A week-ending roundup of recent doings among our Republican overlords:
  • Alan Greenspan testified yesterday that the tax code has become overly complicated in the past 20 years, and needs to be simplified. He also said that he likes consumption taxes, and that many economists think that that's a better way to build a tax code if you're starting from scratch. But in subsequent Q&A he suggested that lawmakers not "try for purity" in switching to a consumption tax, but rather phase it in so that for a time, we'd have two federal tax codes rather than one.

    So Greenspan -- looking more and more like a political shill for the Republicans -- proposes to simplify the tax code by complicating it.

  • Alberto Gonzales reportedly told the Hoover institution that he'll be giving the same priority to fighting obscenity as he will to fighting terror. (Via Jim Henley).

    We already know from the torture memos that he doesn't have a problem with obscene things being done to suspected terrorists. I guess he just doesn't want us to talk about it.

  • Speaking from the bench of the Supreme Court, Justice Scalia proclaims that the government that does these things derives its powers not from the consent of the governed, but from God. I guess he'd know better than that Jefferson fella.

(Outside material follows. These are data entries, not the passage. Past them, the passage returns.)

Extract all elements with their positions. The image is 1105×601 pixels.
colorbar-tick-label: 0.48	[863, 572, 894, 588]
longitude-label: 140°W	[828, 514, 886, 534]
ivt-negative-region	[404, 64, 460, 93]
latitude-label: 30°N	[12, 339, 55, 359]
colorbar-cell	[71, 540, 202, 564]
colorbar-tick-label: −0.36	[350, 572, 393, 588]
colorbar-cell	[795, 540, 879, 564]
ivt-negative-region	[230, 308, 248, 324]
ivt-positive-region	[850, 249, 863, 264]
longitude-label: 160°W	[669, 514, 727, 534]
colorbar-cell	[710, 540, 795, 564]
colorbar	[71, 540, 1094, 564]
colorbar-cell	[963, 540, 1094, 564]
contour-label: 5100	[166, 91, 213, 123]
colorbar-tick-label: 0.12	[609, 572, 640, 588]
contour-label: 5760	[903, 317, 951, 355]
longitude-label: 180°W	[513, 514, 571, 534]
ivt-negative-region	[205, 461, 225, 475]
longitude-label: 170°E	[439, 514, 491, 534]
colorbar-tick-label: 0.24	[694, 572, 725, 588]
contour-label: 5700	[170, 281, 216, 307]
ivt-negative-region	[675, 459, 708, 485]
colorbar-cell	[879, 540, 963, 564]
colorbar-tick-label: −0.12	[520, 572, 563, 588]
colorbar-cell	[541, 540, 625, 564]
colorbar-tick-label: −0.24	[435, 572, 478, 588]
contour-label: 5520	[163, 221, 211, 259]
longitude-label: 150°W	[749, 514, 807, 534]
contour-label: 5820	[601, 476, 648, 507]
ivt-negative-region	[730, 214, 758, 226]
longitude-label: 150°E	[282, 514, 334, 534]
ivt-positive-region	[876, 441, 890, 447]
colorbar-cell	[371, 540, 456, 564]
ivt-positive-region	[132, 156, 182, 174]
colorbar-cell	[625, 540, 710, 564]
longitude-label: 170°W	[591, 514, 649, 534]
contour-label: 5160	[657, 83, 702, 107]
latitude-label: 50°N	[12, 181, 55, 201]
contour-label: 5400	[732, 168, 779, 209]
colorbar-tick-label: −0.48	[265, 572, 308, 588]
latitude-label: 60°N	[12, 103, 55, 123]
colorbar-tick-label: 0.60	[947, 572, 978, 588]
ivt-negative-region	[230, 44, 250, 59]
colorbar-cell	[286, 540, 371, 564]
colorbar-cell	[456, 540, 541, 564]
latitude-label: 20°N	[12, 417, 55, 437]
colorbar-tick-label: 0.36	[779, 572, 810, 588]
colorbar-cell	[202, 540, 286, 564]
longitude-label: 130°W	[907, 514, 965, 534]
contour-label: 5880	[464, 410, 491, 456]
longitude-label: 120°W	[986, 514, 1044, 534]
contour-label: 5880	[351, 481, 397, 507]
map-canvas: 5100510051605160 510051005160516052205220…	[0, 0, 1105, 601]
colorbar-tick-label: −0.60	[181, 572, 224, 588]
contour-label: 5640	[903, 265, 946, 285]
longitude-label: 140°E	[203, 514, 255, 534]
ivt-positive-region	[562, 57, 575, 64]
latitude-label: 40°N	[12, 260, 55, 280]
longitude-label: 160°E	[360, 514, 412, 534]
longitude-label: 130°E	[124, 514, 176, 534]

  • Dubya's crew is floating two candidates to replace James Wolfensohn as head of the World Bank: Paul Wolfowitz, who based his plans for the Iraq war on the premise that there was no ethnic strife in Iraq, and Carleton Fiorina, who recently got bounced out of HP when her ill-conceived merger with Compaq proved a flop.

    Put these two together, and we can see what they seem to be looking for in the position: a candidate who has ascended to a major leadership position, and failed in that position due to a loose grip on reality, but who is not currently under indictment.

  • And while the clown show goes on in D.C., the American military is packing 'em in to prisons in Iraq, and discussing the matter with reporters as if the supposedly sovereign government which is supposedly governing the country doesn't even exist.

I'm so glad we replaced what we had under Clinton with responsible, sober governance.